Reg. §§20.2010-3T(a) and 25.2505-2T(a) confirm that the DSUE amount of the last deceased spouse dying after 2010 is available both to the surviving spouse for gift tax purposes and to the surviving spouse’s estate for estate tax purposes. Neither remarriage nor divorce will affect that availability, but the death of a subsequent spouse will terminate the availability of the DSUE amount from the previous last deceased spouse. This is true no matter how much DSUE amount, if any, of the previous last deceased spouse is still unused, and whether or not the new last deceased spouse has any DSUE amount or whether or not the executor of the new last deceased spouse even made a portability election.

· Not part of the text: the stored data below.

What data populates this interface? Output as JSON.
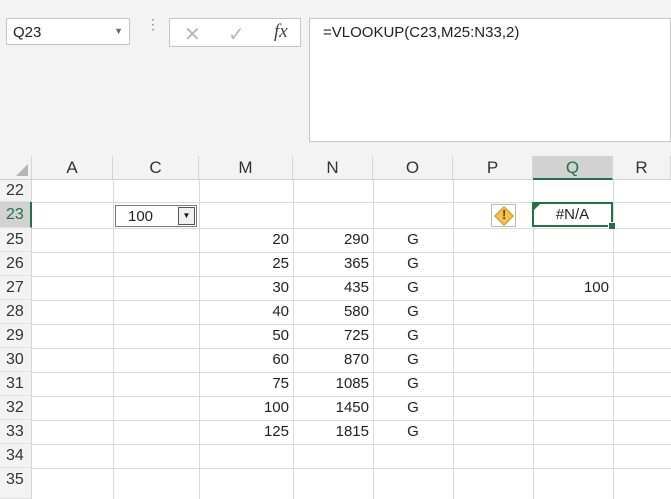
{
  "name_box": {
    "value": "Q23"
  },
  "formula_bar": {
    "cancel_glyph": "✕",
    "enter_glyph": "✓",
    "fx_label": "fx",
    "formula": "=VLOOKUP(C23,M25:N33,2)"
  },
  "columns": [
    "A",
    "C",
    "M",
    "N",
    "O",
    "P",
    "Q",
    "R"
  ],
  "selected_column": "Q",
  "rows": [
    "22",
    "23",
    "25",
    "26",
    "27",
    "28",
    "29",
    "30",
    "31",
    "32",
    "33",
    "34",
    "35"
  ],
  "selected_row": "23",
  "dropdown": {
    "value": "100"
  },
  "active_cell": {
    "ref": "Q23",
    "value": "#N/A"
  },
  "lookup_value_q27": "100",
  "table": [
    {
      "m": "20",
      "n": "290",
      "o": "G"
    },
    {
      "m": "25",
      "n": "365",
      "o": "G"
    },
    {
      "m": "30",
      "n": "435",
      "o": "G"
    },
    {
      "m": "40",
      "n": "580",
      "o": "G"
    },
    {
      "m": "50",
      "n": "725",
      "o": "G"
    },
    {
      "m": "60",
      "n": "870",
      "o": "G"
    },
    {
      "m": "75",
      "n": "1085",
      "o": "G"
    },
    {
      "m": "100",
      "n": "1450",
      "o": "G"
    },
    {
      "m": "125",
      "n": "1815",
      "o": "G"
    }
  ],
  "colors": {
    "accent": "#217346",
    "warning": "#f2c14e"
  },
  "icons": [
    "chevron-down-icon",
    "cancel-icon",
    "check-icon",
    "fx-icon",
    "warning-icon"
  ]
}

Reg. §25.2505-2T(b) creates an ordering rule providing that when the surviving spouse makes a taxable gift, the DSUE amount of the last deceased spouse (at that time) is applied to the surviving spouse’s taxable gifts before the surviving spouse’s own basic exclusion amount. Reg. §§25.2505-2T(c) and 20.2010-3T(b) provide rules that retain the DSUE amounts of a previous last deceased spouse that the surviving spouse has used for previous gifts in the future calculations of either gift tax or estate tax, in order to accommodate the cumulative nature of those tax calculations. The effect of these rules is to permit a surviving spouse, by making gifts, to benefit from the DSUE amounts of more than one predeceased spouse.
ANOTHER PORTABILITY ISSUE
A related item on the current Treasury-IRS Priority Guidance Plan is entitled “Revenue Procedure under §2010(c) regarding the validity of a QTIP election on an estate tax return filed only to elect portability.” This was the only new item in the 2013-2014 Priority Guidance Plan, and it was discussed in Capital Letter Number 34 of August 12, 2013. Capital Letter Number 34 predicted that the contemplated Revenue Procedure would eventually affirm the validity of a QTIP election made on an estate tax return not needed for estate tax purposes but filed to make the portability election. There is no reason to change that prediction. But unlike the temporary regulations that are constrained by section 7805, there is no reason to expect this item to be addressed this month, although there is no doubt that Treasury and the IRS are working on it.